Australian Cattle Coming Home as Hope Returns
AUSTRALIA: July 6, 2005


SYDNEY - After weeks of foraging for food in drought stricken lands, farmers are taking their cattle home and optimism is returning to Australia's livestock industry.

 


Horsemen with mobs of sheep or cattle along back roads, often engulfing cars in their wake, became a common sight in recent months as eastern Australia turned perilously dry.

The stubborn skies turned pastures into dustbowls and farmers had a choice of paying thousands of dollars a week for feed or months of searching for food along roadsides in the "long paddock."

But with the return of the rains, slumping cattle prices are on the rise again and grain prices are falling, making feed cheaper.

"It'll be great to see those animals returning home," said Oscar Pearse, policy officer for the cattleman's organisation Cattle Council of Australia.

Australia is the biggest beef and sheep meat exporter in the world from a cattle herd of 27 million and a sheep flock of 104 million.

Many worried that the drought that gripped Australia in 2005 would lead to a repeat of a crop decimation and mass slaughter of cattle that occurred in the 2002-03 drought.

But rains, record levels in some parts, have returned in the past few weeks to the parched eastern and southern farm lands.

"Fantastic falls will improve things immensely," Pearse said. "All around extremely positive."

Last week, rising cattle prices took the eastern young cattle index up by a further 9 Australian cents to 372.25 cents a kg, its highest level since early March.

This followed gains of 17.5 cents and 22.75 cents in the two weeks before that, when rains started to fall, for a 7.6 percent rise over three weeks.


RESTOCKING AND REJOICING

Because of the rain, farmers again are looking to build up their stocks and sales of livestock for slaughter are falling, according to Meat & Livestock Australia, the industry marketing body.

"Three weeks ago, large parts of eastern Australia were bone dry and in desperate need of rain.
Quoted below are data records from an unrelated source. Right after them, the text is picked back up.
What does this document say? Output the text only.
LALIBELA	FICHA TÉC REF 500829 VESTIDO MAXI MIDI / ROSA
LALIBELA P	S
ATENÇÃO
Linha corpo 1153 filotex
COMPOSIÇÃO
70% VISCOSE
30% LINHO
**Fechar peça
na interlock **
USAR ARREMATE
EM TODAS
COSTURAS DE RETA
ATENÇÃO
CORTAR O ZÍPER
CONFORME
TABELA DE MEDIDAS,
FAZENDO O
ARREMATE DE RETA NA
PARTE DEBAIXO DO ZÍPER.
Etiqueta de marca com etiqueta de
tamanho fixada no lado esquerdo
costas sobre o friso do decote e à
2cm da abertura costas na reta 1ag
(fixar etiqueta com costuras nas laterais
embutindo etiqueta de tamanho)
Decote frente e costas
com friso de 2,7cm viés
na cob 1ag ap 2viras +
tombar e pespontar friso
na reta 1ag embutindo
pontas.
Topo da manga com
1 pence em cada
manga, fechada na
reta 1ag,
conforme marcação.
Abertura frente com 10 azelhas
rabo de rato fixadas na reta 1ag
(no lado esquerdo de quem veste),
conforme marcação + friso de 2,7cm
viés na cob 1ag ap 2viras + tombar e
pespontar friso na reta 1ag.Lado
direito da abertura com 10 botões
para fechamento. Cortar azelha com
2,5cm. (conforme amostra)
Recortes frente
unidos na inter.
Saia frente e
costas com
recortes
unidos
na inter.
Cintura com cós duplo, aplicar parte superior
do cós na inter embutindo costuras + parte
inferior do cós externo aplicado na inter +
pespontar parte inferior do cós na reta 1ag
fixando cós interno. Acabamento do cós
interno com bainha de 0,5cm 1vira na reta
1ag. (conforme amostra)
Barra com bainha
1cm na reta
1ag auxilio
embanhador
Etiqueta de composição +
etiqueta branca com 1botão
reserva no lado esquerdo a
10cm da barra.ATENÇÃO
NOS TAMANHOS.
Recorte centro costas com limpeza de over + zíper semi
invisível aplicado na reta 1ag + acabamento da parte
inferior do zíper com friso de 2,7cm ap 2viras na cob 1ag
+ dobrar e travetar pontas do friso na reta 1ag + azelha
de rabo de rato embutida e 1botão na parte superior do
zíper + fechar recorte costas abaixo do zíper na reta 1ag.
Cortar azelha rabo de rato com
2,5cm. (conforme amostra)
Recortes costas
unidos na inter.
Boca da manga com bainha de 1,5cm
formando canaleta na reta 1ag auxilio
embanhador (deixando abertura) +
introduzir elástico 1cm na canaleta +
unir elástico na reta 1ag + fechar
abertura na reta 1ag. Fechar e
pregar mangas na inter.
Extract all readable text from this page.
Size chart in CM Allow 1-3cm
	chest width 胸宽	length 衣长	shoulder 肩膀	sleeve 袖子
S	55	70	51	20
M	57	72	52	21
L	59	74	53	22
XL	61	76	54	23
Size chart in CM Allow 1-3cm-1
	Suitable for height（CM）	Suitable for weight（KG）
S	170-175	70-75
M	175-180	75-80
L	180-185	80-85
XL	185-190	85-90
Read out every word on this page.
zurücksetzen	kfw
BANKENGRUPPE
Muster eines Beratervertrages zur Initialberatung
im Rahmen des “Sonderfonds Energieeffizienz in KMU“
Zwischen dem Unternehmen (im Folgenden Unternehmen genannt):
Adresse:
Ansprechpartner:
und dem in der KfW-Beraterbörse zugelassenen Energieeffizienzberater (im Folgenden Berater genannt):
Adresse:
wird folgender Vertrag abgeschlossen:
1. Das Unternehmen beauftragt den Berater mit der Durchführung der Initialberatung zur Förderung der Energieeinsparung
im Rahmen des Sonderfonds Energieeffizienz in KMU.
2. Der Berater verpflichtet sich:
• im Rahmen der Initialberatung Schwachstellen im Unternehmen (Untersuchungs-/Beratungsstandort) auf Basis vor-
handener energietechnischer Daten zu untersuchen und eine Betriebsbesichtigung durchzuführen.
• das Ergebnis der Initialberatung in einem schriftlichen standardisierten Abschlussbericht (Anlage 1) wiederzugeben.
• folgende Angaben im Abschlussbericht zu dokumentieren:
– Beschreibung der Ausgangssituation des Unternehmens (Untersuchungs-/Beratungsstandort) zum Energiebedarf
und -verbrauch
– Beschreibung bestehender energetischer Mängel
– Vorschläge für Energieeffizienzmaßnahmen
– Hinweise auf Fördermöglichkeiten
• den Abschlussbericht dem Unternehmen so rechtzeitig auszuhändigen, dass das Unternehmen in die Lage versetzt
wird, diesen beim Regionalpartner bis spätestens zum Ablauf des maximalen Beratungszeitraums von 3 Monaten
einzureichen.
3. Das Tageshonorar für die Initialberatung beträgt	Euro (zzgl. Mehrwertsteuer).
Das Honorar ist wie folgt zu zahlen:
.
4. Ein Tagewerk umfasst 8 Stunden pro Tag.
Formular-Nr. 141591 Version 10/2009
Now many producers are rejoicing as steady rains have brought some relief from the record dry conditions," it said.

"Overall there is a significant improvement in the outlook for the season in the eastern states. The rains have increased optimism in livestock markets, drawing restockers into the market and causing significant jumps in both cattle and lamb prices over the last three weeks."

Cooler temperatures in more southern areas of eastern Australia would restrict pasture recovery, but much of the moisture would be stored, allowing growth to begin in spring, Pearse said. Elsewhere pasture recovery would be quicker.

Before the rains, shortages of cereal crops loomed, which would have adversely affected feedlot markets, creating a double-negative for cattle prices, he said.

That has now been turned into a double-positive, with cattle prices turning up and feedlot prospects healthy again.